Students dislike over-reliance on Powerpoint (ppt) or prepared projector slides to deliver lectures. Lectures using a blackboard/tablet/visualiser tend to be better paced and allow students to take good notes. While prepared slides can be helpful for showing complicated images, delivering whole lectures this way is problematic. The principal difficulties seem to be:
- Staff can put too much material into their lectures. If a 50 minute session using a visualiser/blackboard fills 2-3 sides of A4 in students' notes, a ppt-style presentation with more than 10 slides is almost certainly covering far too much. Students feel that they can't be expected to learn the content of so many slides and, consequently, they do not know what they are actually being asked to learn.

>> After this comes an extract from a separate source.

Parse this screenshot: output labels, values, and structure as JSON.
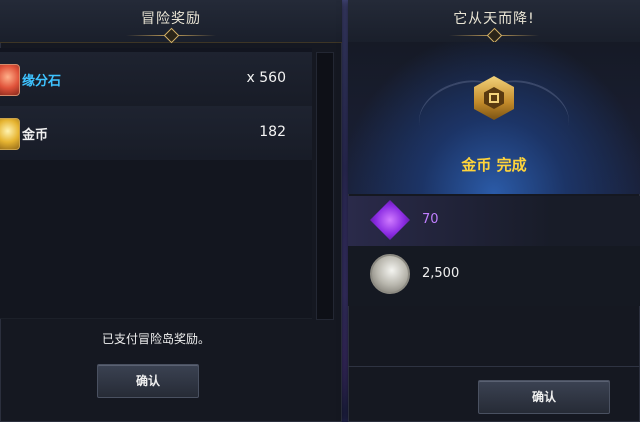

- A slide show with commentary is not a good way to communicate with students. Staff can talk through their slides too quickly for students to be able to make notes on the commentary. As the slides are whizzing past, the temptation to nod off can be irresistible.
- Staff concentrating on the preparation of beautiful slides can pay less attention to preparing what they are going to say. As a result, students may end up taking little away from the lecture.
- When giving the same module in subsequent years, staff can skimp on preparation time and simply read out the previous year's script. Again this can make material in the module hard for students to engage with.
Obviously ppt-style presentations can work, but students' experience suggests that, more often than not, they do not. Staff using, or planning to use, prepared slides, should pay particular attention to avoiding the pitfalls listed above. If in doubt, they should avoid this approach altogether (or only use prepared slides for difficult/complicated images) and use the visualiser/blackboard/tablet to explain the important ideas.
Whiteboards can also be problematic particularly in large rooms. White backgrounds are thought to disadvantage students with dyslexia. Pens deteriorate during lectures. This may not be as apparent to the lecturer as it is to students.